With training flights involving the U.S. military’s new MV-22 Osprey transport aircraft scheduled to start on March 6 on the Japanese mainland, voices of opposition were raised in Iwakuni, Yamaguchi Prefecture, where the U.S. Marine Corps Air Station Iwakuni is located. Members of citizens’ groups and other participants held rallies and demonstrations on March 5 to protest the low-altitude training flights and training flights at night. They also called for the training flights around the base to be monitored for their duration, until March 8.

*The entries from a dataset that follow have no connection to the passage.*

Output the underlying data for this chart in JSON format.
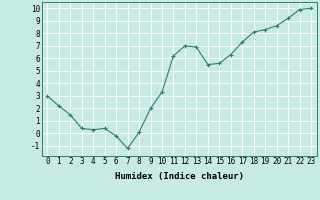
{
  "x": [
    0,
    1,
    2,
    3,
    4,
    5,
    6,
    7,
    8,
    9,
    10,
    11,
    12,
    13,
    14,
    15,
    16,
    17,
    18,
    19,
    20,
    21,
    22,
    23
  ],
  "y": [
    3,
    2.2,
    1.5,
    0.4,
    0.3,
    0.4,
    -0.2,
    -1.2,
    0.1,
    2.0,
    3.3,
    6.2,
    7.0,
    6.9,
    5.5,
    5.6,
    6.3,
    7.3,
    8.1,
    8.3,
    8.6,
    9.2,
    9.9,
    10.0
  ],
  "line_color": "#2e7d6e",
  "marker": "+",
  "marker_size": 3,
  "bg_color": "#c8eae4",
  "grid_color": "#ffffff",
  "grid_minor_color": "#daf0ea",
  "xlabel": "Humidex (Indice chaleur)",
  "ylim": [
    -1.8,
    10.5
  ],
  "xlim": [
    -0.5,
    23.5
  ],
  "yticks": [
    -1,
    0,
    1,
    2,
    3,
    4,
    5,
    6,
    7,
    8,
    9,
    10
  ],
  "xticks": [
    0,
    1,
    2,
    3,
    4,
    5,
    6,
    7,
    8,
    9,
    10,
    11,
    12,
    13,
    14,
    15,
    16,
    17,
    18,
    19,
    20,
    21,
    22,
    23
  ],
  "xlabel_fontsize": 6.5,
  "tick_fontsize": 5.5
}
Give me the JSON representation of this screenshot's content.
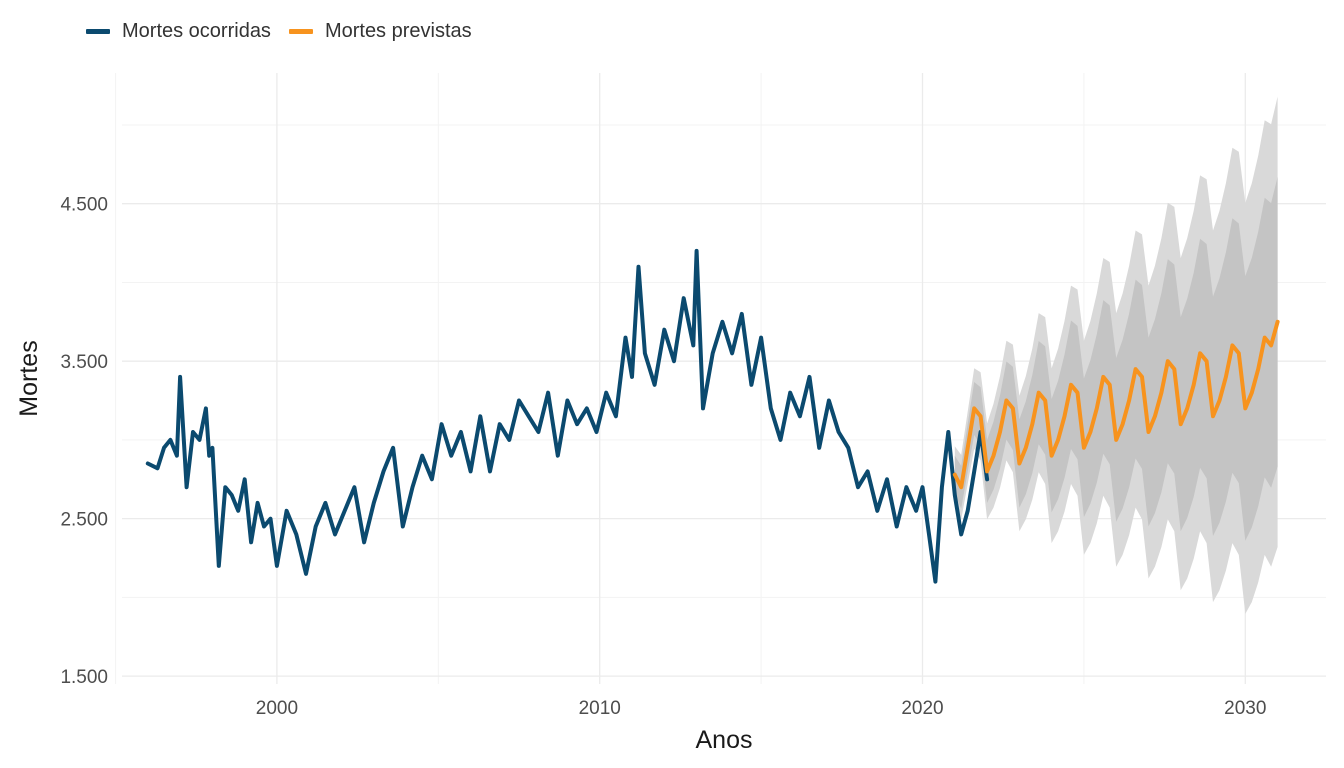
{
  "chart_data": {
    "type": "line",
    "title": "",
    "xlabel": "Anos",
    "ylabel": "Mortes",
    "xlim": [
      1995.2,
      2032.5
    ],
    "ylim": [
      1450,
      5330
    ],
    "grid": true,
    "legend_position": "top-left",
    "x_ticks": [
      2000,
      2010,
      2020,
      2030
    ],
    "x_tick_labels": [
      "2000",
      "2010",
      "2020",
      "2030"
    ],
    "y_ticks": [
      1500,
      2500,
      3500,
      4500
    ],
    "y_tick_labels": [
      "1.500",
      "2.500",
      "3.500",
      "4.500"
    ],
    "colors": {
      "observed": "#0b4a6f",
      "forecast": "#f7931e",
      "band_95": "#d9d9d9",
      "band_80": "#c4c4c4",
      "grid": "#ebebeb"
    },
    "series": [
      {
        "name": "Mortes ocorridas",
        "points": [
          [
            1996.0,
            2850
          ],
          [
            1996.3,
            2820
          ],
          [
            1996.5,
            2950
          ],
          [
            1996.7,
            3000
          ],
          [
            1996.9,
            2900
          ],
          [
            1997.0,
            3400
          ],
          [
            1997.2,
            2700
          ],
          [
            1997.4,
            3050
          ],
          [
            1997.6,
            3000
          ],
          [
            1997.8,
            3200
          ],
          [
            1997.9,
            2900
          ],
          [
            1998.0,
            2950
          ],
          [
            1998.2,
            2200
          ],
          [
            1998.4,
            2700
          ],
          [
            1998.6,
            2650
          ],
          [
            1998.8,
            2550
          ],
          [
            1999.0,
            2750
          ],
          [
            1999.2,
            2350
          ],
          [
            1999.4,
            2600
          ],
          [
            1999.6,
            2450
          ],
          [
            1999.8,
            2500
          ],
          [
            2000.0,
            2200
          ],
          [
            2000.3,
            2550
          ],
          [
            2000.6,
            2400
          ],
          [
            2000.9,
            2150
          ],
          [
            2001.2,
            2450
          ],
          [
            2001.5,
            2600
          ],
          [
            2001.8,
            2400
          ],
          [
            2002.1,
            2550
          ],
          [
            2002.4,
            2700
          ],
          [
            2002.7,
            2350
          ],
          [
            2003.0,
            2600
          ],
          [
            2003.3,
            2800
          ],
          [
            2003.6,
            2950
          ],
          [
            2003.9,
            2450
          ],
          [
            2004.2,
            2700
          ],
          [
            2004.5,
            2900
          ],
          [
            2004.8,
            2750
          ],
          [
            2005.1,
            3100
          ],
          [
            2005.4,
            2900
          ],
          [
            2005.7,
            3050
          ],
          [
            2006.0,
            2800
          ],
          [
            2006.3,
            3150
          ],
          [
            2006.6,
            2800
          ],
          [
            2006.9,
            3100
          ],
          [
            2007.2,
            3000
          ],
          [
            2007.5,
            3250
          ],
          [
            2007.8,
            3150
          ],
          [
            2008.1,
            3050
          ],
          [
            2008.4,
            3300
          ],
          [
            2008.7,
            2900
          ],
          [
            2009.0,
            3250
          ],
          [
            2009.3,
            3100
          ],
          [
            2009.6,
            3200
          ],
          [
            2009.9,
            3050
          ],
          [
            2010.2,
            3300
          ],
          [
            2010.5,
            3150
          ],
          [
            2010.8,
            3650
          ],
          [
            2011.0,
            3400
          ],
          [
            2011.2,
            4100
          ],
          [
            2011.4,
            3550
          ],
          [
            2011.7,
            3350
          ],
          [
            2012.0,
            3700
          ],
          [
            2012.3,
            3500
          ],
          [
            2012.6,
            3900
          ],
          [
            2012.9,
            3600
          ],
          [
            2013.0,
            4200
          ],
          [
            2013.2,
            3200
          ],
          [
            2013.5,
            3550
          ],
          [
            2013.8,
            3750
          ],
          [
            2014.1,
            3550
          ],
          [
            2014.4,
            3800
          ],
          [
            2014.7,
            3350
          ],
          [
            2015.0,
            3650
          ],
          [
            2015.3,
            3200
          ],
          [
            2015.6,
            3000
          ],
          [
            2015.9,
            3300
          ],
          [
            2016.2,
            3150
          ],
          [
            2016.5,
            3400
          ],
          [
            2016.8,
            2950
          ],
          [
            2017.1,
            3250
          ],
          [
            2017.4,
            3050
          ],
          [
            2017.7,
            2950
          ],
          [
            2018.0,
            2700
          ],
          [
            2018.3,
            2800
          ],
          [
            2018.6,
            2550
          ],
          [
            2018.9,
            2750
          ],
          [
            2019.2,
            2450
          ],
          [
            2019.5,
            2700
          ],
          [
            2019.8,
            2550
          ],
          [
            2020.0,
            2700
          ],
          [
            2020.2,
            2400
          ],
          [
            2020.4,
            2100
          ],
          [
            2020.6,
            2700
          ],
          [
            2020.8,
            3050
          ],
          [
            2021.0,
            2650
          ],
          [
            2021.2,
            2400
          ],
          [
            2021.4,
            2550
          ],
          [
            2021.6,
            2800
          ],
          [
            2021.8,
            3050
          ],
          [
            2022.0,
            2750
          ]
        ]
      },
      {
        "name": "Mortes previstas",
        "points": [
          [
            2021.0,
            2780
          ],
          [
            2021.2,
            2700
          ],
          [
            2021.4,
            2950
          ],
          [
            2021.6,
            3200
          ],
          [
            2021.8,
            3150
          ],
          [
            2022.0,
            2800
          ],
          [
            2022.2,
            2900
          ],
          [
            2022.4,
            3050
          ],
          [
            2022.6,
            3250
          ],
          [
            2022.8,
            3200
          ],
          [
            2023.0,
            2850
          ],
          [
            2023.2,
            2950
          ],
          [
            2023.4,
            3100
          ],
          [
            2023.6,
            3300
          ],
          [
            2023.8,
            3250
          ],
          [
            2024.0,
            2900
          ],
          [
            2024.2,
            3000
          ],
          [
            2024.4,
            3150
          ],
          [
            2024.6,
            3350
          ],
          [
            2024.8,
            3300
          ],
          [
            2025.0,
            2950
          ],
          [
            2025.2,
            3050
          ],
          [
            2025.4,
            3200
          ],
          [
            2025.6,
            3400
          ],
          [
            2025.8,
            3350
          ],
          [
            2026.0,
            3000
          ],
          [
            2026.2,
            3100
          ],
          [
            2026.4,
            3250
          ],
          [
            2026.6,
            3450
          ],
          [
            2026.8,
            3400
          ],
          [
            2027.0,
            3050
          ],
          [
            2027.2,
            3150
          ],
          [
            2027.4,
            3300
          ],
          [
            2027.6,
            3500
          ],
          [
            2027.8,
            3450
          ],
          [
            2028.0,
            3100
          ],
          [
            2028.2,
            3200
          ],
          [
            2028.4,
            3350
          ],
          [
            2028.6,
            3550
          ],
          [
            2028.8,
            3500
          ],
          [
            2029.0,
            3150
          ],
          [
            2029.2,
            3250
          ],
          [
            2029.4,
            3400
          ],
          [
            2029.6,
            3600
          ],
          [
            2029.8,
            3550
          ],
          [
            2030.0,
            3200
          ],
          [
            2030.2,
            3300
          ],
          [
            2030.4,
            3450
          ],
          [
            2030.6,
            3650
          ],
          [
            2030.8,
            3600
          ],
          [
            2031.0,
            3750
          ]
        ]
      }
    ]
  }
}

Hiroshi Kawai, 76, the leader of the protest rally in front of Iwakuni City Hall, where about 90 people gathered, said, “We must join hands with the people of Okinawa and get the Osprey out of Japan.” He also urged the crowd to monitor the flights around the Iwakuni base on March 7 and 8. The participants flew balloons to indicate the altitude of the Osprey’s flights (150 meters or higher during the day; 300 meters or higher at night) and called out, “Let our voices of opposition to the Osprey be heard all over Japan.” The four groups taking part also held protest rallies in Iwakuni on the evening of March 5.

The City of Iwakuni, which received letters of appeal from the four groups, urging the city to forbid the training flights, discussed the issue at a meeting of an association comprised of the Yamaguchi Prefectural Government and municipalities in the vicinity of the Iwakuni base. The association has decided to have employees of the prefectural and city governments monitor the training flights around the base through their duration. They will take heed of any flights over densely populated areas, or in vertical-takeoff mode outside the base, which could violate the agreement between Japan and the United States concerning this issue.

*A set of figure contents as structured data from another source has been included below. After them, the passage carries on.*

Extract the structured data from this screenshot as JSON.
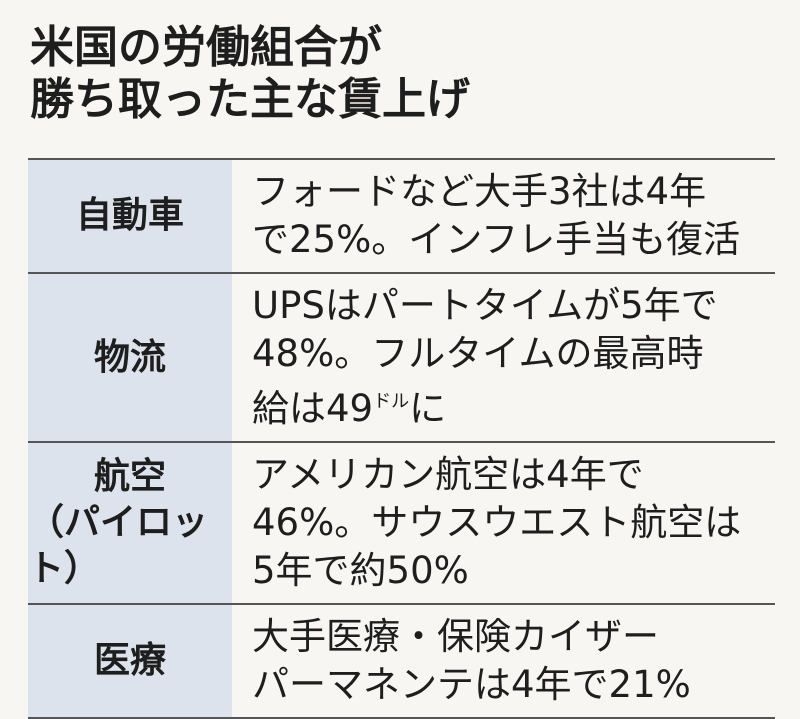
{
  "header": {
    "title": [
      "米国の労働組合が",
      "勝ち取った主な賃上げ"
    ]
  },
  "table": {
    "rows": [
      {
        "label": [
          "自動車"
        ],
        "text": [
          [
            "フォードなど大手3社は4年"
          ],
          [
            "で25%。インフレ手当も復活"
          ]
        ]
      },
      {
        "label": [
          "物流"
        ],
        "text": [
          [
            "UPSはパートタイムが5年で"
          ],
          [
            "48%。フルタイムの最高時"
          ],
          [
            "給は49",
            "ドル",
            "に"
          ]
        ]
      },
      {
        "label": [
          "航空",
          "（パイロット）"
        ],
        "text": [
          [
            "アメリカン航空は4年で"
          ],
          [
            "46%。サウスウエスト航空は"
          ],
          [
            "5年で約50%"
          ]
        ]
      },
      {
        "label": [
          "医療"
        ],
        "text": [
          [
            "大手医療・保険カイザー"
          ],
          [
            "パーマネンテは4年で21%"
          ]
        ]
      }
    ]
  }
}
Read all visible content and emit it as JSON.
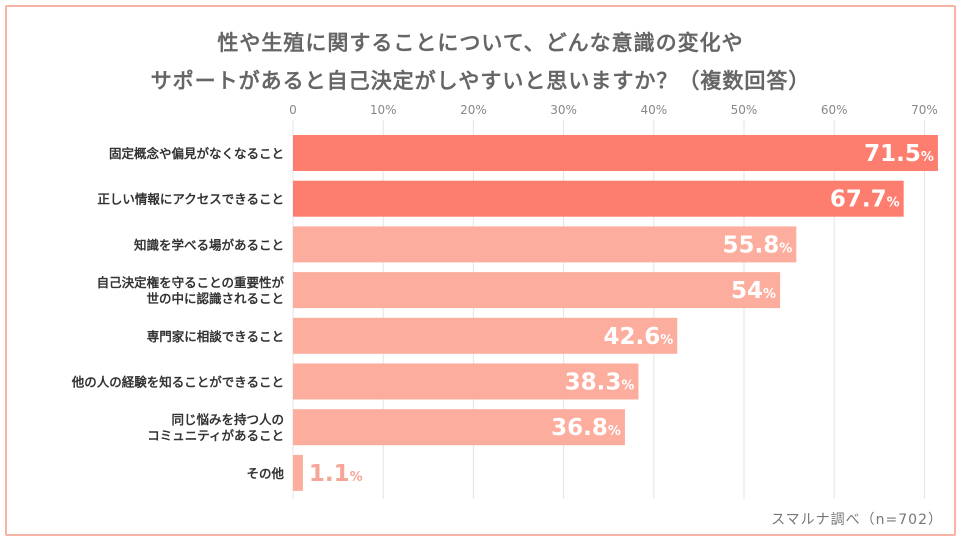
{
  "chart_data": {
    "type": "bar",
    "orientation": "horizontal",
    "title_lines": [
      "性や生殖に関することについて、どんな意識の変化や",
      "サポートがあると自己決定がしやすいと思いますか？（複数回答）"
    ],
    "x_ticks": [
      "0",
      "10%",
      "20%",
      "30%",
      "40%",
      "50%",
      "60%",
      "70%"
    ],
    "x_range": [
      0,
      70
    ],
    "grid": true,
    "categories": [
      [
        "固定概念や偏見がなくなること"
      ],
      [
        "正しい情報にアクセスできること"
      ],
      [
        "知識を学べる場があること"
      ],
      [
        "自己決定権を守ることの重要性が",
        "世の中に認識されること"
      ],
      [
        "専門家に相談できること"
      ],
      [
        "他の人の経験を知ることができること"
      ],
      [
        "同じ悩みを持つ人の",
        "コミュニティがあること"
      ],
      [
        "その他"
      ]
    ],
    "values": [
      71.5,
      67.7,
      55.8,
      54,
      42.6,
      38.3,
      36.8,
      1.1
    ],
    "value_labels": [
      "71.5",
      "67.7",
      "55.8",
      "54",
      "42.6",
      "38.3",
      "36.8",
      "1.1"
    ],
    "unit": "%",
    "colors": {
      "highlight": "#fd7e6e",
      "normal": "#fcad9d",
      "grid": "#e3e3e3",
      "outside_label": "#f6a596"
    },
    "highlight_count": 2
  },
  "source": "スマルナ調べ（n=702）"
}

About 100 members of the JR West Labor Union held a rally, too. They staged a protest march of about three kilometers to a bank located on the north side of the military base.

Opposition to Osprey also voiced in Hiroshima

by Michiko Tanaka, Staff Writer

On March 5, Hiroshima was the scene of a protest by A-bomb survivors and members of citizens’ groups. The participants held a sit-in demonstration, then a march, to appeal for the cancellation of the training flights and the Osprey’s deployment in Japan.

About 40 members of the group called the “Hiroshima Center to Protect the Constitution and Peace,” consisting of 20 organizations including the Hiroshima Prefectural Confederation of A-bomb Sufferers Organization, chaired by Kazushi Kaneko, and the Hiroshima Council Against A- and H-Bombs (Gensuikyo), carried out the sit-in at the Cenotaph for the A-bomb Victims in Hiroshima Peace Memorial Park. The demonstration, with the participants hoisting a banner of protest, lasted for 30 minutes. They also adopted a resolution urging the Japanese government to act so that the United States will withdraw its deployment of the aircraft.

Along the Hondori shopping street in downtown Hiroshima, about ten people from a citizens’ group called “Peace Link Hiroshima-Kure-Iwakuni” distributed flyers expressing opposition to the Osprey. Using a microphone to make their appeal, they said, “Dangerous training flights are being forced upon us. Hiroshima, as a city of peace, must not ignore this situation.”